Well, it's not looking good. Monti's party looks like coming fourth; not only is he running well behind the essentially comical Silvio Berlusconi, he's running behind an actual comedian, Beppe Grillo, whose lack of a coherent platform hasn't stopped him from becoming a powerful political force.
It's an extraordinary prospect, and one that has sparked much commentary about Italian political culture. But without trying to defend the politics of bunga bunga, let me ask the obvious question. What good, exactly, has what currently passes for mature realism done in Italy? For Monti was, in effect, the proconsul installed by Germany to enforce fiscal austerity on an already ailing economy; willingness to pursue austerity without limit is what defines respectability in European policy circles.

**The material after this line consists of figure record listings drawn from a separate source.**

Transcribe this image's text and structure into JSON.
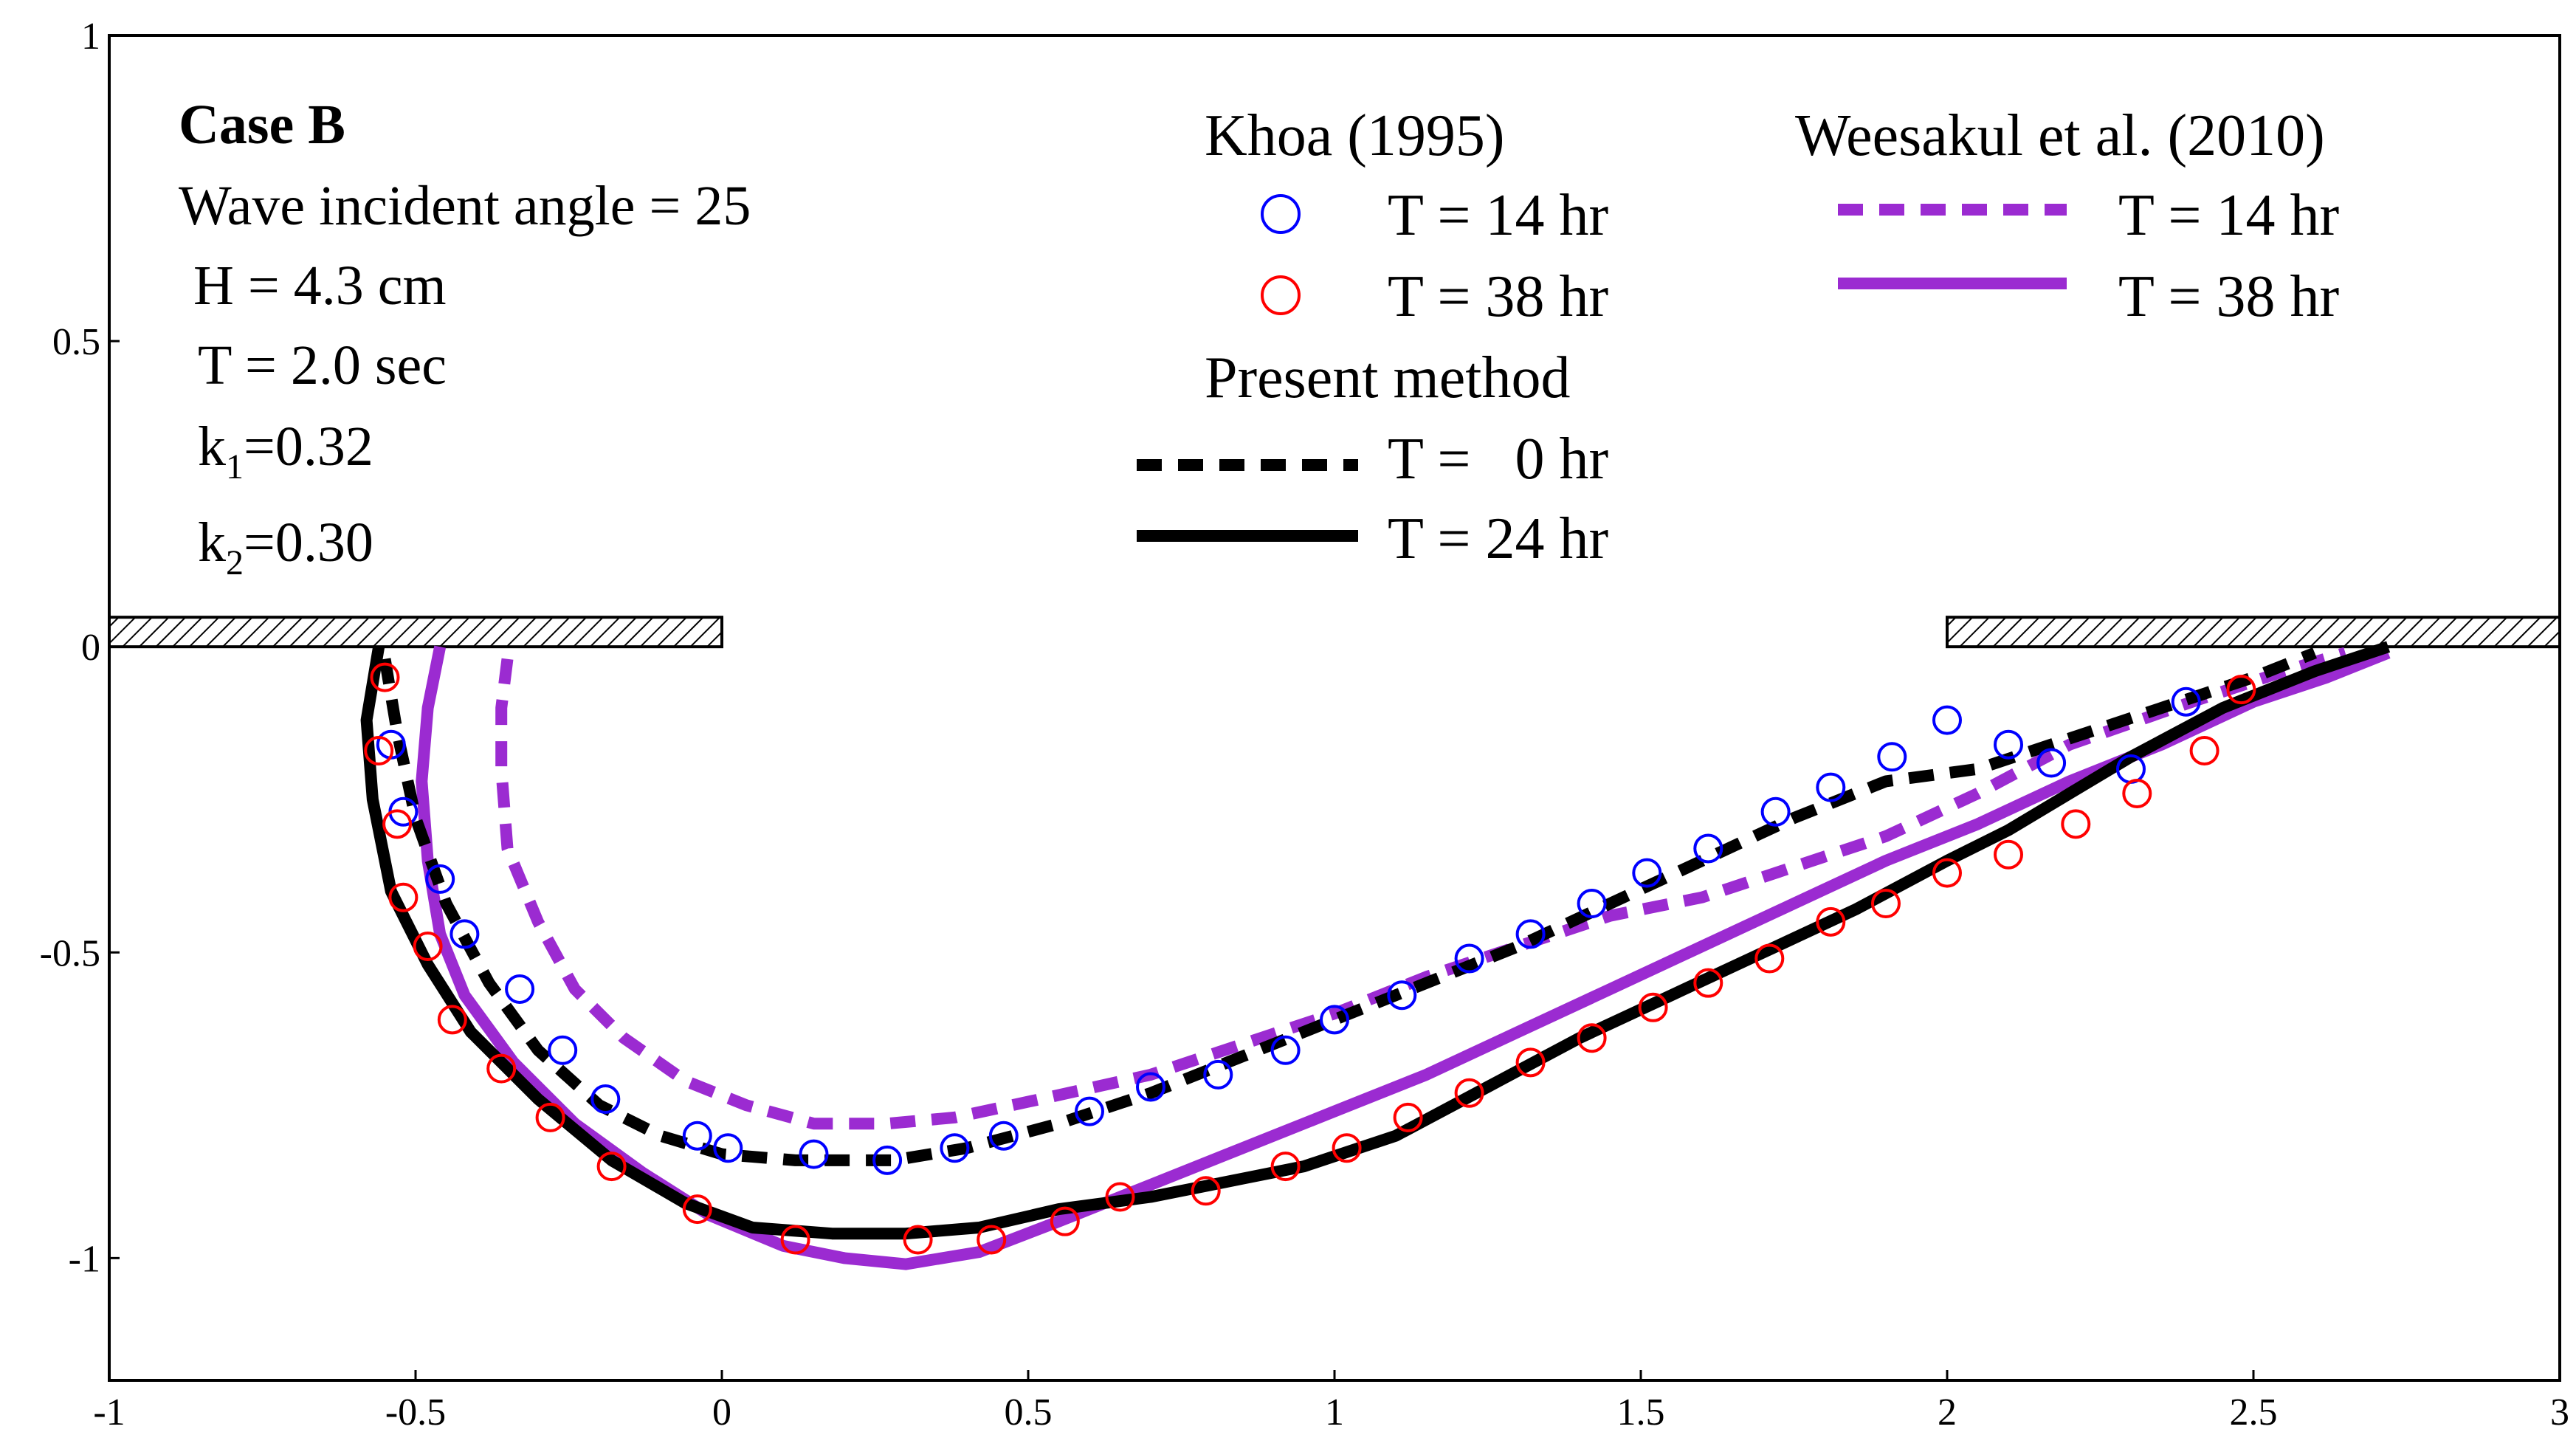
{
  "chart_data": {
    "type": "scatter",
    "xlim": [
      -1,
      3
    ],
    "ylim": [
      -1.2,
      1
    ],
    "x_ticks": [
      "-1",
      "-0.5",
      "0",
      "0.5",
      "1",
      "1.5",
      "2",
      "2.5",
      "3"
    ],
    "y_ticks": [
      "1",
      "0.5",
      "0",
      "-0.5",
      "-1"
    ],
    "x_tick_values": [
      -1,
      -0.5,
      0,
      0.5,
      1,
      1.5,
      2,
      2.5,
      3
    ],
    "y_tick_values": [
      1,
      0.5,
      0,
      -0.5,
      -1
    ],
    "grid": false,
    "legend_position": "top-right",
    "breakwaters": [
      {
        "x": [
          -1,
          0
        ],
        "y": 0
      },
      {
        "x": [
          2,
          3
        ],
        "y": 0
      }
    ],
    "case_info": {
      "title_plain": "Case ",
      "title_bold": "B",
      "angle": "Wave incident angle = 25",
      "H": "H = 4.3 cm",
      "T": "T = 2.0 sec",
      "k1_label": "k",
      "k1_sub": "1",
      "k1_value": "=0.32",
      "k2_label": "k",
      "k2_sub": "2",
      "k2_value": "=0.30"
    },
    "legend": {
      "khoa_heading": "Khoa (1995)",
      "present_heading": "Present method",
      "weesakul_heading": "Weesakul et al. (2010)"
    },
    "series": [
      {
        "name": "T = 14 hr",
        "group": "Khoa (1995)",
        "style": "circle",
        "color": "#0000ff",
        "x": [
          -0.54,
          -0.52,
          -0.46,
          -0.42,
          -0.33,
          -0.26,
          -0.19,
          -0.04,
          0.01,
          0.15,
          0.27,
          0.38,
          0.46,
          0.6,
          0.7,
          0.81,
          0.92,
          1.0,
          1.11,
          1.22,
          1.32,
          1.42,
          1.51,
          1.61,
          1.72,
          1.81,
          1.91,
          2.0,
          2.1,
          2.17,
          2.3,
          2.39
        ],
        "y": [
          -0.16,
          -0.27,
          -0.38,
          -0.47,
          -0.56,
          -0.66,
          -0.74,
          -0.8,
          -0.82,
          -0.83,
          -0.84,
          -0.82,
          -0.8,
          -0.76,
          -0.72,
          -0.7,
          -0.66,
          -0.61,
          -0.57,
          -0.51,
          -0.47,
          -0.42,
          -0.37,
          -0.33,
          -0.27,
          -0.23,
          -0.18,
          -0.12,
          -0.16,
          -0.19,
          -0.2,
          -0.09
        ]
      },
      {
        "name": "T = 38 hr",
        "group": "Khoa (1995)",
        "style": "circle",
        "color": "#ff0000",
        "x": [
          -0.55,
          -0.56,
          -0.53,
          -0.52,
          -0.48,
          -0.44,
          -0.36,
          -0.28,
          -0.18,
          -0.04,
          0.12,
          0.32,
          0.44,
          0.56,
          0.65,
          0.79,
          0.92,
          1.02,
          1.12,
          1.22,
          1.32,
          1.42,
          1.52,
          1.61,
          1.71,
          1.81,
          1.9,
          2.0,
          2.1,
          2.21,
          2.31,
          2.42,
          2.48
        ],
        "y": [
          -0.05,
          -0.17,
          -0.29,
          -0.41,
          -0.49,
          -0.61,
          -0.69,
          -0.77,
          -0.85,
          -0.92,
          -0.97,
          -0.97,
          -0.97,
          -0.94,
          -0.9,
          -0.89,
          -0.85,
          -0.82,
          -0.77,
          -0.73,
          -0.68,
          -0.64,
          -0.59,
          -0.55,
          -0.51,
          -0.45,
          -0.42,
          -0.37,
          -0.34,
          -0.29,
          -0.24,
          -0.17,
          -0.07
        ]
      },
      {
        "name": "T =   0 hr",
        "group": "Present method",
        "style": "dashed",
        "color": "#000000",
        "x": [
          -0.55,
          -0.53,
          -0.5,
          -0.45,
          -0.38,
          -0.3,
          -0.2,
          -0.1,
          0.0,
          0.12,
          0.28,
          0.4,
          0.55,
          0.7,
          0.85,
          1.0,
          1.15,
          1.3,
          1.45,
          1.6,
          1.75,
          1.9,
          2.05,
          2.2,
          2.35,
          2.5,
          2.6
        ],
        "y": [
          -0.02,
          -0.14,
          -0.28,
          -0.42,
          -0.55,
          -0.66,
          -0.75,
          -0.8,
          -0.83,
          -0.84,
          -0.84,
          -0.82,
          -0.78,
          -0.73,
          -0.67,
          -0.61,
          -0.55,
          -0.49,
          -0.42,
          -0.35,
          -0.28,
          -0.22,
          -0.2,
          -0.15,
          -0.1,
          -0.05,
          -0.01
        ]
      },
      {
        "name": "T = 24 hr",
        "group": "Present method",
        "style": "solid",
        "color": "#000000",
        "x": [
          -0.56,
          -0.58,
          -0.57,
          -0.54,
          -0.48,
          -0.41,
          -0.3,
          -0.18,
          -0.06,
          0.05,
          0.18,
          0.3,
          0.42,
          0.55,
          0.7,
          0.85,
          0.95,
          1.1,
          1.25,
          1.4,
          1.55,
          1.7,
          1.85,
          2.0,
          2.1,
          2.2,
          2.3,
          2.45,
          2.6,
          2.72
        ],
        "y": [
          0.0,
          -0.12,
          -0.25,
          -0.4,
          -0.52,
          -0.63,
          -0.74,
          -0.84,
          -0.91,
          -0.95,
          -0.96,
          -0.96,
          -0.95,
          -0.92,
          -0.9,
          -0.87,
          -0.85,
          -0.8,
          -0.72,
          -0.64,
          -0.57,
          -0.5,
          -0.43,
          -0.35,
          -0.3,
          -0.24,
          -0.18,
          -0.1,
          -0.04,
          0.0
        ]
      },
      {
        "name": "T = 14 hr",
        "group": "Weesakul et al. (2010)",
        "style": "dashed",
        "color": "#9b2bd1",
        "x": [
          -0.35,
          -0.36,
          -0.36,
          -0.35,
          -0.3,
          -0.24,
          -0.16,
          -0.06,
          0.04,
          0.15,
          0.27,
          0.38,
          0.52,
          0.7,
          0.85,
          1.0,
          1.15,
          1.3,
          1.45,
          1.6,
          1.75,
          1.9,
          2.05,
          2.2,
          2.4,
          2.55,
          2.65
        ],
        "y": [
          -0.02,
          -0.1,
          -0.2,
          -0.33,
          -0.45,
          -0.56,
          -0.64,
          -0.71,
          -0.75,
          -0.78,
          -0.78,
          -0.77,
          -0.74,
          -0.7,
          -0.65,
          -0.6,
          -0.54,
          -0.49,
          -0.44,
          -0.41,
          -0.36,
          -0.31,
          -0.24,
          -0.16,
          -0.09,
          -0.04,
          -0.01
        ]
      },
      {
        "name": "T = 38 hr",
        "group": "Weesakul et al. (2010)",
        "style": "solid",
        "color": "#9b2bd1",
        "x": [
          -0.46,
          -0.48,
          -0.49,
          -0.48,
          -0.46,
          -0.42,
          -0.34,
          -0.24,
          -0.13,
          -0.02,
          0.1,
          0.2,
          0.3,
          0.42,
          0.55,
          0.7,
          0.85,
          1.0,
          1.15,
          1.3,
          1.45,
          1.6,
          1.75,
          1.9,
          2.05,
          2.2,
          2.35,
          2.5,
          2.62,
          2.72
        ],
        "y": [
          0.0,
          -0.1,
          -0.22,
          -0.35,
          -0.47,
          -0.57,
          -0.68,
          -0.78,
          -0.86,
          -0.93,
          -0.98,
          -1.0,
          -1.01,
          -0.99,
          -0.94,
          -0.88,
          -0.82,
          -0.76,
          -0.7,
          -0.63,
          -0.56,
          -0.49,
          -0.42,
          -0.35,
          -0.29,
          -0.22,
          -0.16,
          -0.09,
          -0.05,
          -0.01
        ]
      }
    ]
  }
}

This would be fine if austerity policies actually worked - but they don't. And far from seeming either mature or realistic, the advocates of austerity are sounding increasingly petulant and delusional.
Consider how things were supposed to be working at this point. When Europe began its infatuation with austerity, top officials dismissed concerns that slashing spending and raising taxes in depressed economies might deepen their depressions. On the contrary, they insisted, such policies would actually boost economies by inspiring confidence.
But the confidence fairy was a no-show. Nations imposing harsh austerity suffered deep economic downturns; the harsher the austerity, the deeper the downturn. Indeed, this relationship has been so strong the International Monetary Fund, in a striking mea culpa, admitted it had underestimated the damage austerity would inflict.
Meanwhile, austerity hasn't even achieved the minimal goal of reducing debt burdens. On the contrary, countries pursuing harsh austerity have seen the ratio of debt to GDP rise because the shrinkage in their economies has outpaced any reduction in the rate of borrowing. And because austerity policies haven't been offset by expansionary policies elsewhere, the European economy as a whole - which never had much of a recovery from the slump of 2008-09 - is back in recession, with unemployment marching ever higher.
The one piece of good news is that bond markets have calmed down, largely thanks to the stated willingness of the European Central Bank to step in and buy government debt when necessary. As a result, a financial meltdown that could have destroyed the euro has been avoided. But that's cold comfort to the millions of Europeans who have lost their jobs and see little prospect of ever getting them back.
Given all this, one might have expected some reconsideration and soul-searching on the part of European officials, some hints of flexibility. Instead, top officials have become even more insistent that austerity is the one true path.
Thus in January 2011, Olli Rehn, a vice-president of the European Commission, praised the austerity programs of Greece, Spain, and Portugal and predicted that the Greek program in particular would yield ''lasting returns''. Since then unemployment has soared in all three countries. But sure enough, in December 2012 Rehn published an article with the title Europe must stay the austerity course.
Oh, and Rehn's response to studies showing that the adverse effects of austerity are much bigger than expected was to send a letter to finance ministers and the IMF saying such studies were harmful because they threatened to erode confidence.
Italy, for all its dysfunction, has dutifully imposed austerity - and its economy has shrunk as a result.
Outside observers are terrified about Italy's election, and rightly so: even if the nightmare of a Berlusconi return to power fails to materialise, a strong showing by Berlusconi or Grillo would destabilise Italy. And Italy isn't unique: disreputable politicians are on the rise across southern Europe because respectable Europeans won't admit that the policies they have imposed on debtors are a disastrous failure. If that doesn't change, the Italian election will be just a foretaste of the dangerous radicalisation to come.